• Compensation Arrangements: Code Section 409A - Traditional Deferral Arrangements
  • January 16, 2009 | Authors: Sarah Lockwood Church; Paul A. Kasicky; Kristen Belz Ornato
  • Law Firm: Thorp Reed & Armstrong, LLP - Pittsburgh Office
  • This is the eighth in a series of articles that we hope will provide you with a better understanding of the rules applicable to certain compensation arrangements under Section 409A of the Internal Revenue Code (“409A’”).[1] This installment discusses some of the 409A rules that are applicable to the traditional deferral arrangement – an arrangement where an employee or independent contractor (“service provider’”) elects to defer the receipt of compensation from his or her employer (“service recipient”).

    What deferral election rules apply under 409A?

    Generally, when talking about an elective program (where the individual makes an affirmative election to defer receipt of compensation), the election to defer payment and the election of the form of payment must be made before the year in which the services are to be performed.
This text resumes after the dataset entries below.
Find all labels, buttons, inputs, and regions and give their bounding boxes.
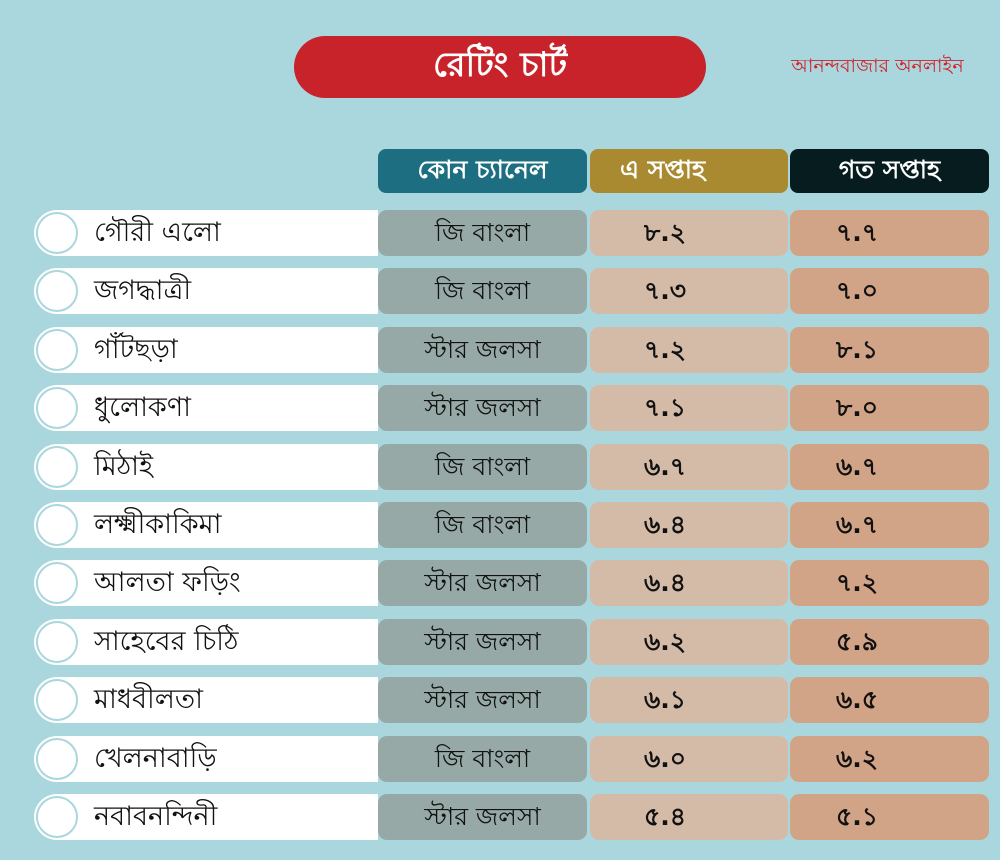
header-this-week: এ সপ্তাহ xyxy=(590,149,788,193)
bullet-circle-icon xyxy=(36,738,78,780)
serial-name: খেলনাবাড়ি xyxy=(94,743,217,774)
serial-name-box xyxy=(34,502,378,548)
last-week-rating: ৬.৫ xyxy=(790,677,989,723)
channel-cell: স্টার জলসা xyxy=(378,560,587,606)
table-row: গৌরী এলো জি বাংলা ৮.২ ৭.৭ xyxy=(0,210,1000,256)
channel-cell: স্টার জলসা xyxy=(378,385,587,431)
serial-name-box xyxy=(34,677,378,723)
this-week-rating: ৭.৩ xyxy=(590,268,788,314)
table-row: মাধবীলতা স্টার জলসা ৬.১ ৬.৫ xyxy=(0,677,1000,723)
serial-name: লক্ষ্মীকাকিমা xyxy=(94,509,222,540)
last-week-rating: ৮.১ xyxy=(790,327,989,373)
serial-name: নবাবনন্দিনী xyxy=(94,801,218,832)
last-week-rating: ৫.৯ xyxy=(790,619,989,665)
bullet-circle-icon xyxy=(36,504,78,546)
channel-cell: স্টার জলসা xyxy=(378,619,587,665)
this-week-rating: ৮.২ xyxy=(590,210,788,256)
this-week-rating: ৫.৪ xyxy=(590,794,788,840)
bullet-circle-icon xyxy=(36,446,78,488)
last-week-rating: ৬.৭ xyxy=(790,444,989,490)
serial-name-box xyxy=(34,327,378,373)
serial-name: আলতা ফড়িং xyxy=(94,567,241,598)
serial-name: মাধবীলতা xyxy=(94,684,203,715)
bullet-circle-icon xyxy=(36,796,78,838)
this-week-rating: ৬.৪ xyxy=(590,560,788,606)
this-week-rating: ৬.০ xyxy=(590,736,788,782)
serial-name: গাঁটছড়া xyxy=(94,334,178,365)
serial-name: জগদ্ধাত্রী xyxy=(94,275,192,306)
serial-name: গৌরী এলো xyxy=(94,217,221,248)
this-week-rating: ৬.১ xyxy=(590,677,788,723)
last-week-rating: ৬.৭ xyxy=(790,502,989,548)
bullet-circle-icon xyxy=(36,387,78,429)
table-row: গাঁটছড়া স্টার জলসা ৭.২ ৮.১ xyxy=(0,327,1000,373)
last-week-rating: ৭.০ xyxy=(790,268,989,314)
header-channel: কোন চ্যানেল xyxy=(378,149,587,193)
table-row: নবাবনন্দিনী স্টার জলসা ৫.৪ ৫.১ xyxy=(0,794,1000,840)
serial-name-box xyxy=(34,444,378,490)
bullet-circle-icon xyxy=(36,329,78,371)
serial-name-box xyxy=(34,268,378,314)
serial-name-box xyxy=(34,794,378,840)
table-row: ধুলোকণা স্টার জলসা ৭.১ ৮.০ xyxy=(0,385,1000,431)
channel-cell: স্টার জলসা xyxy=(378,794,587,840)
table-row: লক্ষ্মীকাকিমা জি বাংলা ৬.৪ ৬.৭ xyxy=(0,502,1000,548)
last-week-rating: ৫.১ xyxy=(790,794,989,840)
channel-cell: জি বাংলা xyxy=(378,268,587,314)
serial-name-box xyxy=(34,210,378,256)
serial-name: ধুলোকণা xyxy=(94,392,191,423)
channel-cell: জি বাংলা xyxy=(378,502,587,548)
this-week-rating: ৬.২ xyxy=(590,619,788,665)
channel-cell: স্টার জলসা xyxy=(378,677,587,723)
channel-cell: জি বাংলা xyxy=(378,210,587,256)
last-week-rating: ৭.২ xyxy=(790,560,989,606)
bullet-circle-icon xyxy=(36,270,78,312)
channel-cell: জি বাংলা xyxy=(378,736,587,782)
last-week-rating: ৭.৭ xyxy=(790,210,989,256)
bullet-circle-icon xyxy=(36,621,78,663)
brand-logo-text: আনন্দবাজার অনলাইন xyxy=(791,55,964,77)
this-week-rating: ৭.২ xyxy=(590,327,788,373)
bullet-circle-icon xyxy=(36,679,78,721)
channel-cell: জি বাংলা xyxy=(378,444,587,490)
serial-name-box xyxy=(34,619,378,665)
last-week-rating: ৮.০ xyxy=(790,385,989,431)
table-row: সাহেবের চিঠি স্টার জলসা ৬.২ ৫.৯ xyxy=(0,619,1000,665)
serial-name-box xyxy=(34,385,378,431)
this-week-rating: ৬.৭ xyxy=(590,444,788,490)
table-row: মিঠাই জি বাংলা ৬.৭ ৬.৭ xyxy=(0,444,1000,490)
table-row: খেলনাবাড়ি জি বাংলা ৬.০ ৬.২ xyxy=(0,736,1000,782)
this-week-rating: ৭.১ xyxy=(590,385,788,431)
this-week-rating: ৬.৪ xyxy=(590,502,788,548)
table-row: আলতা ফড়িং স্টার জলসা ৬.৪ ৭.২ xyxy=(0,560,1000,606)
last-week-rating: ৬.২ xyxy=(790,736,989,782)
bullet-circle-icon xyxy=(36,212,78,254)
table-row: জগদ্ধাত্রী জি বাংলা ৭.৩ ৭.০ xyxy=(0,268,1000,314)
channel-cell: স্টার জলসা xyxy=(378,327,587,373)
serial-name-box xyxy=(34,560,378,606)
serial-name: সাহেবের চিঠি xyxy=(94,626,239,657)
chart-title: রেটিং চার্ট xyxy=(294,36,706,98)
serial-name: মিঠাই xyxy=(94,451,154,482)
bullet-circle-icon xyxy=(36,562,78,604)
header-last-week: গত সপ্তাহ xyxy=(790,149,989,193)
serial-name-box xyxy=(34,736,378,782)
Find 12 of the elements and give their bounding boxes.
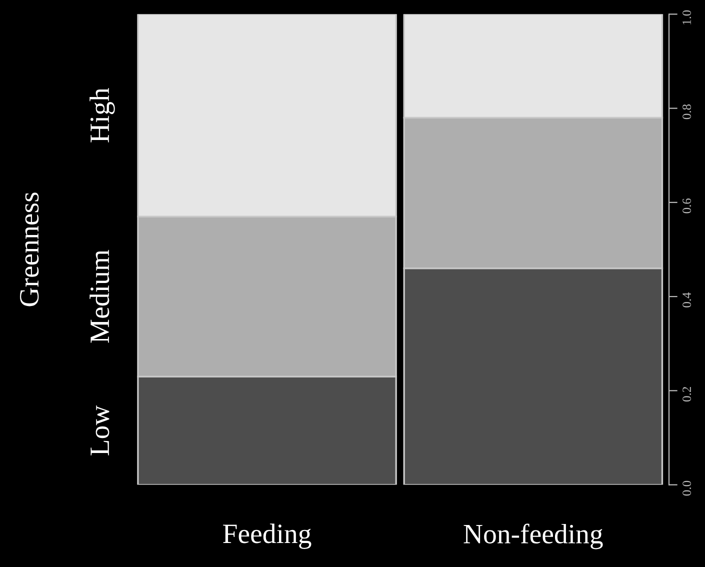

For new participants under elective arrangements, initial elections can be made within 30 days after first becoming eligible to participate. For newly-eligible participants under non-elective arrangements, the time and form of payment elections can be made as late as 30 days after the first day on in which the individual first becomes eligible to participate. With respect to performance-based compensation, under certain conditions, an election as to time and form of payment may be made as late as six months before the end of the performance period.

    Any subsequent election to delay the time and form of payment is subject to certain restrictions. Generally, any second election cannot be effective until 12-months after the modification is made and must provide for a new payment date that is at least five years from the original payment date.

    With respect to an arrangement that is not elective in nature (such as an employment agreement or SERP), the time and form of payment must be fixed on or before the individual has a “legally binding right” to the compensation. This generally means when the agreement is finalized and signed.

    Can existing payment elections be modified?

    The final regulations (as modified by the administrative extensions) give “service recipients” until December 31, 2008 to amend existing payment elections, so long as payments scheduled to be made in 2008 are not modified. This action must be taken before December 31, 2008 under the Second Extension Notice.

    [1]Our first installment provided a brief introduction to 409A, and our second installment discussed the intent of 409A. Our third installment discussed what constitutes a “plan” under 409A, and discussed the terms and conditions that must be contained in a “plan” in order for it to comply with 409A. Our fourth installment discussed the types of arrangements that are not subject to 409A. In our fifth installment we discussed some of the special rules that apply in order for certain equity-based compensation arrangements to be exempt from 409A. Our sixth installment discussed severance pay arrangements that do not satisfy the separation pay exemption from 409A. Our seventh installment discussed reimbursements and welfare benefit arrangements under 409A.